Custom strategies are supported via closure:

```rust
use nusy_arrow_git::{MergeStrategy, Resolution};

let strategy = MergeStrategy::Custom(Box::new(|conflict| {
    if conflict.namespace == "world" {
        Resolution::KeepOurs
    } else {
        Resolution::KeepTheirs
    }
}));
```

## Performance

Benchmarked on DGX Spark with 10,000 triples:

| Operation | Target | Measured |
|-----------|--------|----------|
| Commit + Checkout | < 50ms | ~4.3ms |
| Save + Restore | < 100ms | ~4.3ms |
| Being awakening (M-119) | < 200ms | ~50ms |
| Batch add 10K triples | < 10ms | ~4.3ms |
| Single commit | < 25ms | ~3ms |
| Single checkout | < 25ms | ~1.3ms |

All operations are well under their performance gates, leaving headroom for
graphs 10-100x larger.

## Safety and Invariants

- **CommitsTable is append-only.** History is never rewritten. Even `revert()`
  creates a new commit with inverse changes.
- **WAL guarantees.** A crash during `save()` cannot corrupt existing Parquet
  files. Atomic rename ensures each file is fully old or fully new.
- **Tag immutability.** Once created, a tag's commit pointer cannot be changed
  or deleted. Use `delete_branch()` for mutable refs.
- **HEAD protection.** The currently checked-out branch cannot be deleted.
- **Merge commits record both parents.** The commit DAG is a true DAG, not a
  linear chain.
- **Schema versioning.** Parquet files include a `nusy_schema_version` metadata
  key. On checkout, `normalize_to_current()` adapts old schemas forward.
- **Thread safety.** Individual operations are not internally synchronized.
  Callers must ensure exclusive access to `GitObjectStore` during mutations.

## Panics

- `create_commit` will return `CommitError::Io` if the snapshot directory cannot
  be created (permissions, disk full).
- `checkout` will return `CommitError::NotFound` if the commit's snapshot
  directory is missing (e.g., manually deleted).
- `revert` returns `RevertError::MergeCommit` for merge commits (multiple parents).

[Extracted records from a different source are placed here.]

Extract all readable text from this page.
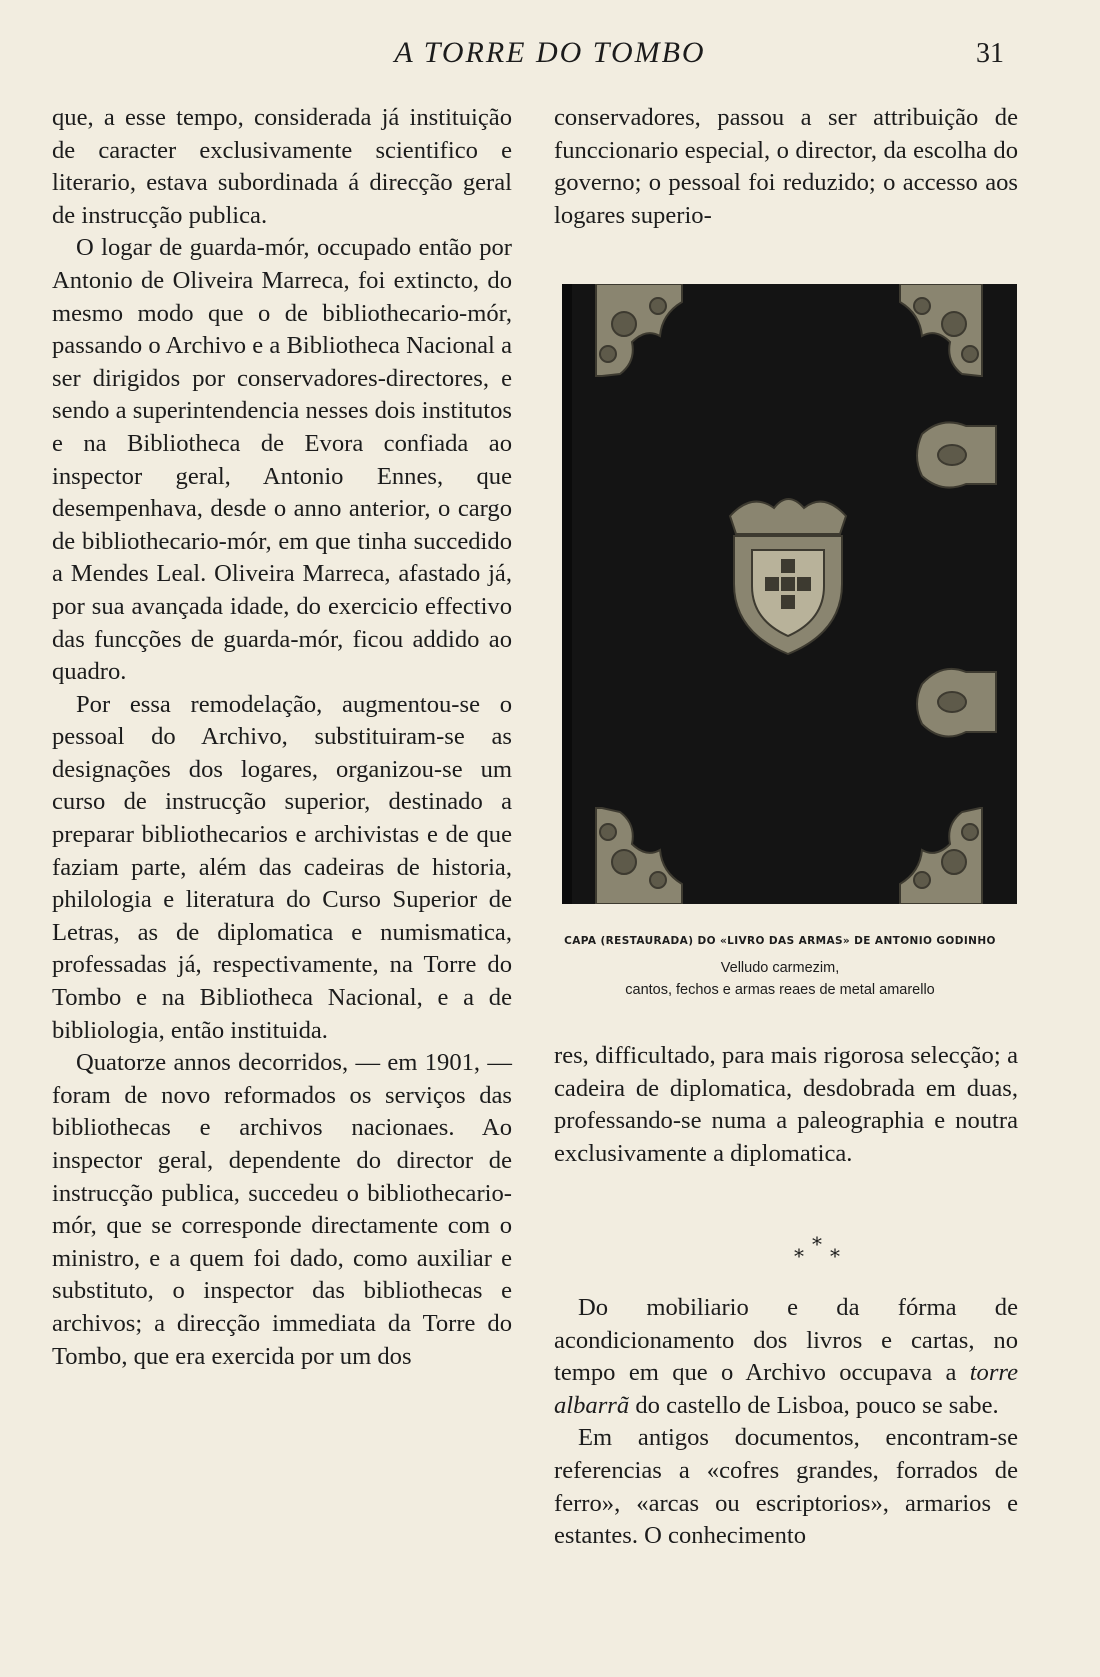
A TORRE DO TOMBO	31

que, a esse tempo, considerada já instituição de caracter exclusivamente scientifico e literario, estava subordinada á direcção geral de instrucção publica.

O logar de guarda-mór, occupado então por Antonio de Oliveira Marreca, foi extincto, do mesmo modo que o de bibliothecario-mór, passando o Archivo e a Bibliotheca Nacional a ser dirigidos por conservadores-directores, e sendo a superintendencia nesses dois institutos e na Bibliotheca de Evora confiada ao inspector geral, Antonio Ennes, que desempenhava, desde o anno anterior, o cargo de bibliothecario-mór, em que tinha succedido a Mendes Leal. Oliveira Marreca, afastado já, por sua avançada idade, do exercicio effectivo das funcções de guarda-mór, ficou addido ao quadro.

Por essa remodelação, augmentou-se o pessoal do Archivo, substituiram-se as designações dos logares, organizou-se um curso de instrucção superior, destinado a preparar bibliothecarios e archivistas e de que faziam parte, além das cadeiras de historia, philologia e literatura do Curso Superior de Letras, as de diplomatica e numismatica, professadas já, respectivamente, na Torre do Tombo e na Bibliotheca Nacional, e a de bibliologia, então instituida.

Quatorze annos decorridos, — em 1901, — foram de novo reformados os serviços das bibliothecas e archivos nacionaes. Ao inspector geral, dependente do director de instrucção publica, succedeu o bibliothecario-mór, que se corresponde directamente com o ministro, e a quem foi dado, como auxiliar e substituto, o inspector das bibliothecas e archivos; a direcção immediata da Torre do Tombo, que era exercida por um dos

conservadores, passou a ser attribuição de funccionario especial, o director, da escolha do governo; o pessoal foi reduzido; o accesso aos logares superio-

CAPA (RESTAURADA) DO «LIVRO DAS ARMAS» DE ANTONIO GODINHO
Velludo carmezim,
cantos, fechos e armas reaes de metal amarello

res, difficultado, para mais rigorosa selecção; a cadeira de diplomatica, desdobrada em duas, professando-se numa a paleographia e noutra exclusivamente a diplomatica.

*
* *

Do mobiliario e da fórma de acondicionamento dos livros e cartas, no tempo em que o Archivo occupava a torre albarrã do castello de Lisboa, pouco se sabe.

Em antigos documentos, encontram-se referencias a «cofres grandes, forrados de ferro», «arcas ou escriptorios», armarios e estantes. O conhecimento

No function in this crate calls `panic!()` or `unwrap()` in library code.

## See Also

- **[nusy-arrow-core]../nusy-arrow-core/** — The Arrow graph store, triple schema,
  namespace partitioning, and Y-layer classification that nusy-arrow-git operates on.
- **[nusy-kanban]../nusy-kanban/** — Arrow-native kanban CLI that uses
  `save_named_batches()` / `restore_named_batches()` for crash-safe persistence.
  A real-world consumer of this crate's save primitives.
- **[nusy-graph-review]../nusy-graph-review/** — Graph-native code review built
  on top of nusy-arrow-git's diff and merge primitives.

## License

MIT — see [LICENSE](../../LICENSE) for details.